"VERY SERIOUS NEWS"
S U N D A Y, 1 9 N O V
I had the most wonderful dream: this gorgeous boy took me out and I thought, I’ve got a boyfriend! I practically cried when I woke up and found it was a dream. Spent ages in bed thinking about it. After that I thought about Mark.
Didn’t do much work, had a pretty grotty day. Went down the garden once to see the new greenhouse, which Chump is very thrilled with.
Started on Ma’s present - four table mats for the boat, in blue and red linen, with a ‘holder’ for a knife, fork, spoon and napkin on each. Chump has made Ma a peg basket and Dad a tobacco pouch - lined with PVC from her old mack!

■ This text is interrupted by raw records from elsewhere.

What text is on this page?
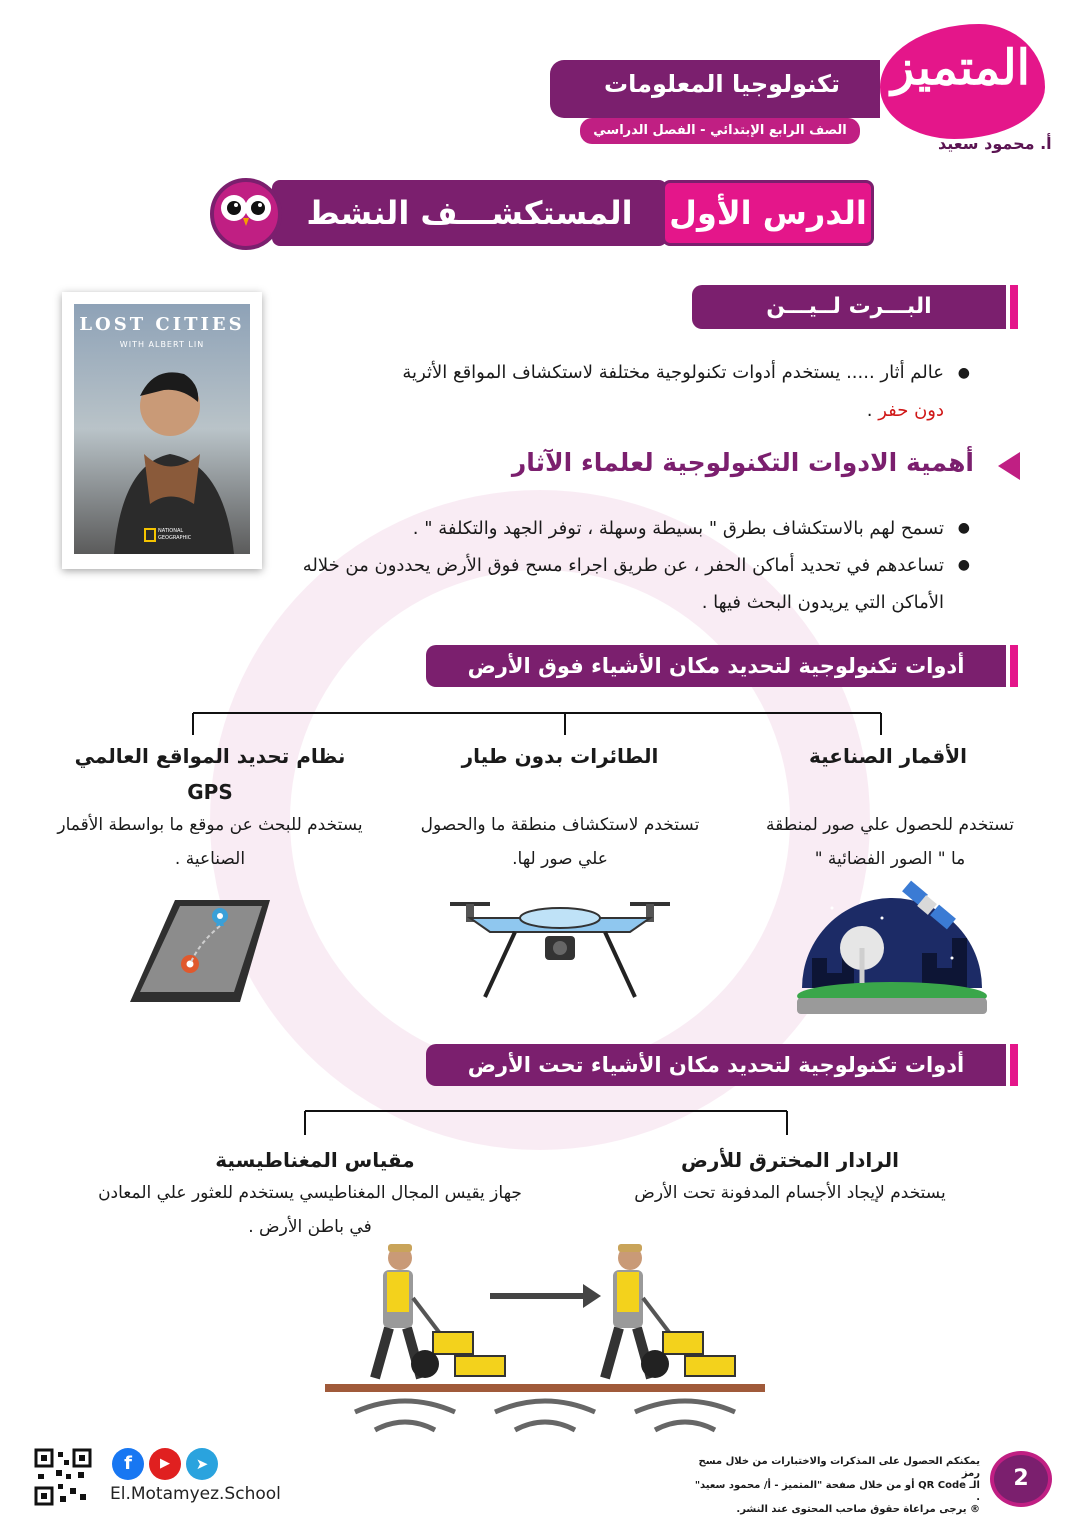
تكنولوجيا المعلومات
الصف الرابع الإبتدائي - الفصل الدراسي الأول
المتميز
أ. محمود سعيد
المستكشـــف النشط	الدرس الأول
البـــرت لــيـــن
● عالم أثار ..... يستخدم أدوات تكنولوجية مختلفة لاستكشاف المواقع الأثرية
دون حفر .
LOST CITIES
WITH ALBERT LIN
NATIONAL GEOGRAPHIC
أهمية الادوات التكنولوجية لعلماء الآثار
● تسمح لهم بالاستكشاف بطرق " بسيطة وسهلة ، توفر الجهد والتكلفة " .
● تساعدهم في تحديد أماكن الحفر ، عن طريق اجراء مسح فوق الأرض يحددون من خلاله الأماكن التي يريدون البحث فيها .
أدوات تكنولوجية لتحديد مكان الأشياء فوق الأرض
الأقمار الصناعية
تستخدم للحصول علي صور لمنطقة ما " الصور الفضائية "
الطائرات بدون طيار
تستخدم لاستكشاف منطقة ما والحصول علي صور لها.
نظام تحديد المواقع العالمي
GPS
يستخدم للبحث عن موقع ما بواسطة الأقمار الصناعية .
أدوات تكنولوجية لتحديد مكان الأشياء تحت الأرض
الرادار المخترق للأرض
يستخدم لإيجاد الأجسام المدفونة تحت الأرض
مقياس المغناطيسية
جهاز يقيس المجال المغناطيسي يستخدم للعثور علي المعادن في باطن الأرض .
2
يمكنكم الحصول على المذكرات والاختبارات من خلال مسح رمز
الـ QR Code أو من خلال صفحة "المتميز - أ/ محمود سعيد" .
® يرجى مراعاة حقوق صاحب المحتوى عند النشر.
f	▶	➤
El.Motamyez.School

All watched the Royal Variety Performance.
Here’s one of his jokes. In a dead-pan voice, sounding quite upset, he said, “remember that waterproof, shock-proof, dust-proof watch you gave me? It caught fire”. We were in stitches for half an hour afterwards.
Very serious news: the pound has been de-valued. Talk about not keeping promises. Daddy says the trouble with this country, unlike France, is that the best people don’t get to the top, so we're run by a bunch of amateurs. Now we may not even be able to go skiing as the £50 travel allowance will be worth about £30. Infringe what you like, but don’t infringe the liberty of movement. It’s the most important thing in the world, and if we can’t even get off our island there’s hardly any point talking about freedom at all. Only now is Mr Wilson talking about cutting down the £100 million we spend on Defence; he should have done that three years ago. This country is so grotty.
I suppose everyone will talk about last night's party tomorrow.
“Harold Wilson went on air on November 19 to announce the devaluation of the pound by 14%. The nation trembled, we were on the brink of the financial abyss. Wilson was no mug in front of the camera, and he offered reassurance as all around him faltered. ‘It does not mean that the pound here in Britain, in your pocket or purse or in your bank, has been devalued,’ he said." Saga Online
‘The pound in your pocket’ became a late-60s catchphrase, as did his observation that ‘a week is a long time in politics’.